Bestimmte Wertvorstellungen wie die Gleichwertigkeit aller Menschen und die psychische und physische Unversehrtheit seien jedoch nicht verhandelbar, betonte Heitmeyer. Er warnte jedoch vor starken Sprüchen zur Härte des Gesetzes, wie sie „aus der Politik herausschallen“. Wenn man diese nicht realisieren und aufgrund der schwierigen Lage der Strafverfolgung nicht einlösen könne, dann verstärke dies die Politikverhöhnung. Der Konfliktforscher verwies auf Bevölkerungsgruppen, die „sowieso schon ihre rohe Bürgerlichkeit pflegen“ wie „Pegida“, Teile der Alternative für Deutschland (AfD) oder Pro NRW.

Hamburger Polizei hat noch keine Verdächtigen

Anders als in Köln hat die Hamburger Polizei nach den sexuellen Attacken auf junge Frauen in der Silvesternacht noch keine Tatverdächtigen ermittelt. Die Ermittler seien noch dabei, das Bildmaterial auszuwerten und Zeugen und Opfer zu befragen, sagte ein Polizeisprecher am Donnerstag. „Wichtig für uns ist, dass sich alle Opfer melden“, sagte der Sprecher. Er unterstrich, dass es sich bei den Taten, bei denen junge Frauen von einer Gruppe Männer umzingelt und sexuell belästigt und auch bestohlen werden, um ein neues Phänomen handele. Auch auf anderen Veranstaltungen wie dem Hafengeburtstag habe es immer wieder Belästigungen und Diebstähle gegeben, aber nicht in der vorliegenden Form.

Bis zum Mittwoch hatte die Hamburger Polizei 90 Zeugenhinweise erhalten, mehr als 50 Anzeigen von Opfern waren eingegangen. Die Polizei prüft inzwischen, ob eine Videoüberwachung temporär - etwa an Wochenenden oder bei Großereignissen - möglich ist. Auf dem Kiez sind noch mehrere Videokameras installiert, aber nicht in Betrieb.
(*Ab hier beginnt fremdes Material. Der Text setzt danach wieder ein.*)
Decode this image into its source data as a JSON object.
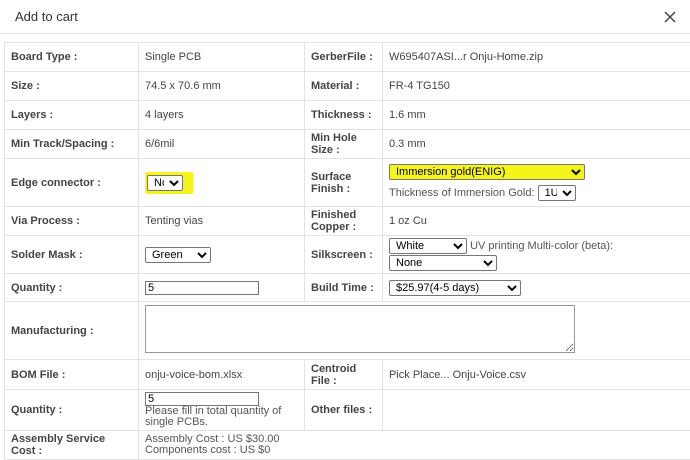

Kölner Polizei konzentriert sich auf 16 Verdächtige

Nach den Übergriffen auf Frauen in der Silvesternacht in Köln ist die Zahl der Strafanzeigen auf 121 gestiegen. Die Ermittler hätten bislang insgesamt 16 Verdächtige ausgemacht, die mit den Taten in Zusammenhang stehen könnten, sagte ein Polizeisprecher am Donnerstag. Die meisten Verdächtigen seien zwar noch nicht namentlich bekannt, aber auf Bild- oder Videoaufnahmen klar erkennbar.

Bei etwa drei Viertel der angezeigten Taten hätten die Opfer angegeben, auch sexuell bedrängt worden zu sein. In zwei Fällen seien Vergewaltigungen angezeigt worden. Augenzeugen und Opfer hatten nach den Übergriffen ausgesagt, die Täter seien dem Aussehen nach größtenteils nordafrikanischer oder arabischer Herkunft. In der Silvesternacht hatten sich aus einer Gruppe von rund 1000 Männern kleinere Gruppen gelöst, die vor allem Frauen umzingelt, begrapscht und bestohlen haben sollen.

Kriminologen kritisieren Hbf-Sicherheit

Mehrere Kriminologen kritisieren die Sicherheitslage am Kölner Hauptbahnhof. Joachim Kersten, Professor an der Deutschen Polizeihochschule in Münster, sagte dem „Kölner Stadt-Anzeiger“ (Donnerstagsausgabe), es gebe offensichtlich kein Sicherheitskonzept, „sonst würde es nicht so viele Vorfälle geben“. Die große Zahl von Diebstählen sei ein besonderes Problem von Köln.

Der Kriminologe Frank Neubacher von der Universität Köln forderte eine größere Polizeipräsenz am Bahnhof und Sozialarbeiter für minderjährige Täter. Eine Videoüberwachung könne bei der Strafverfolgung und polizeilichen Lageeinschätzung helfen, aber in der Regel keine Straftaten verhindern, sagte er dem Blatt.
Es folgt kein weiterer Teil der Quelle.